L’episodio – scrive Ansa – risale al 6 giugno ma solo ora ne sono emerse le esatte circostanze, come rivela il Washington Post, che ha esaminato le immagini della video sorveglianza. Quando Carson, padre di tre figli, è uscito dal motel con una tazza di caffè in mano, Straigh ha causato quello che la polizia ha poi definito un attacco ingiustificato. Ora è accusato di omicidio premeditato. L’uomo, 53 anni anni, è un ex sergente e un ex agente penitenziario del carcere della contea di Tulsa, dove ha subito varie accuse di cattiva condotta, anche per discriminazione razziale. Dopo quattro indagini interne fu degradato e mandato in pensione nel 2018, diventando poi una guardia di sicurezza. Era stato successivamente licenziato dalla compagnia che lo aveva assunto e indagato dalla polizia di Tulsa mentre lavorava per un’altra società, con l’accusa di aver usato spray urticante in un attacco gratuito contro una donna afroamericana, solo poche settimane prima dell’uccisione di Carson. Uno dei problemi evidenziati dalla tragedia è che il settore della sicurezza privata gode di un potere simile a quello delle forze dell’ordine ma con minore controllo. In alcuni Stati come l’Oklahoma, le guardie armate non devono segnalare l’uso della forza a meno che non implichi l’uso di armi, il loro passato nelle forze dell’ordine non è passato al setaccio e possono conservare il lavoro anche dopo accuse per crimini gravi.

Coronavirus: 705 morti in 24 ore negli Stati Uniti

Gli Stati Uniti hanno registrato altre 705 morti per coronavirus in 24 ore, secondo i dati della Johns Hopkins University, che si riferisce alle 20:30 locali di venerdì (1:30 di sabato in Italia).
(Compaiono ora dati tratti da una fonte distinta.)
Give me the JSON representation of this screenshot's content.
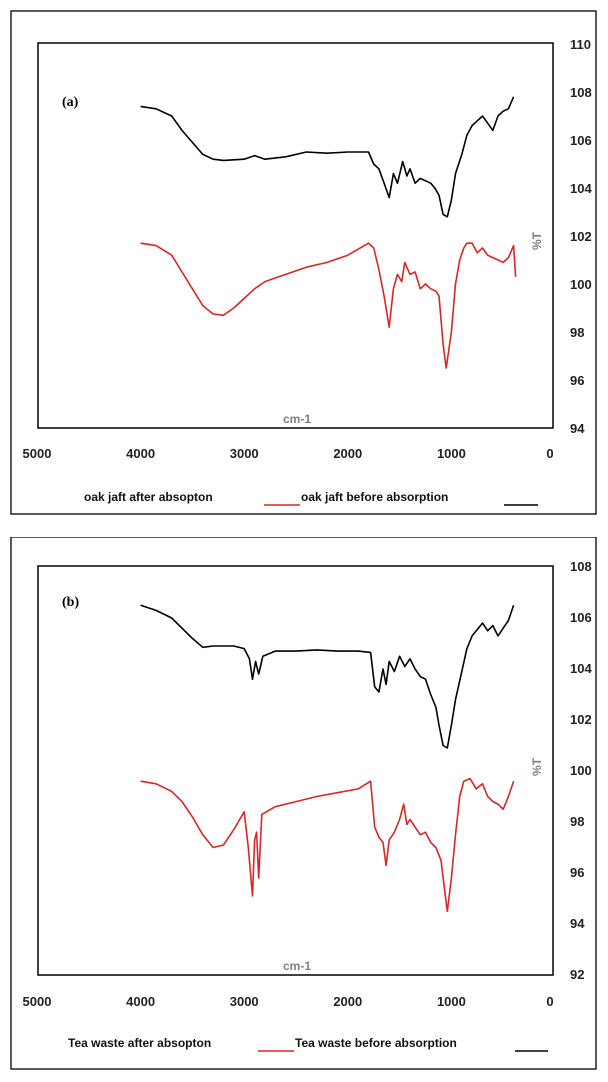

È il nono giorno consecutivo che il bilancio giornaliero scende al di sotto i mille decessi, anche se gli Stati Uniti rimangono il paese più colpito dalla pandemia con un totale di oltre 119.000 morti per coronavirus e 2,2 milioni di contagi accertati sul territorio. Il Paese ha subito un rimbalzo del coronavirus in circa 20 dei suoi Stati. L’epidemia si è spostata da New York e dal nord-est del Paese a una vasta fascia che attraversa il sud e l’ovest. Lo Stato della Florida ha registrato un nuovo record di casi di coronavirus venerdì con quasi 3.822 persone infette in 24 ore, una cifra minimizzata dal suo governatore, che assicura che la maggior parte sono giovani asintomatici.

Sorveglianza aerea

I timori di una ripresa dei contagi sono anche legati alle manifestazioni antirazziste che hanno scosso il Paese per settimane e alla ripresa dei comizi elettorali di Donald Trump, uno dei quali è in programma per oggi a Tulsa, in Oklahoma. Per controllare le proteste seguite alla morte di George Floyd, il dipartimento della homeland securiy ha dispiegato elicotteri, aerei e droni su 15 città, per un totale di almeno 270 ore di sorveglianza, più di quanto finora reso noto. Lo scrive il New York Times citando dati del Customs and Border Protection, l’agenzia federale che controlla le frontiere. La rivelazione arriva dopo che il drone sui dimostranti a Minneapolis ha indotto il Congresso ad aprire un’indagine e alimentato le accuse che l’agenzia federale ha violato i diritti alla privacy dei manifestanti. Ma i dirigenti della Customs and Border Protection rivendicano la correttezza del loro operato e negano di aver violato tali diritti o di aver voluto intimidire i dimostranti.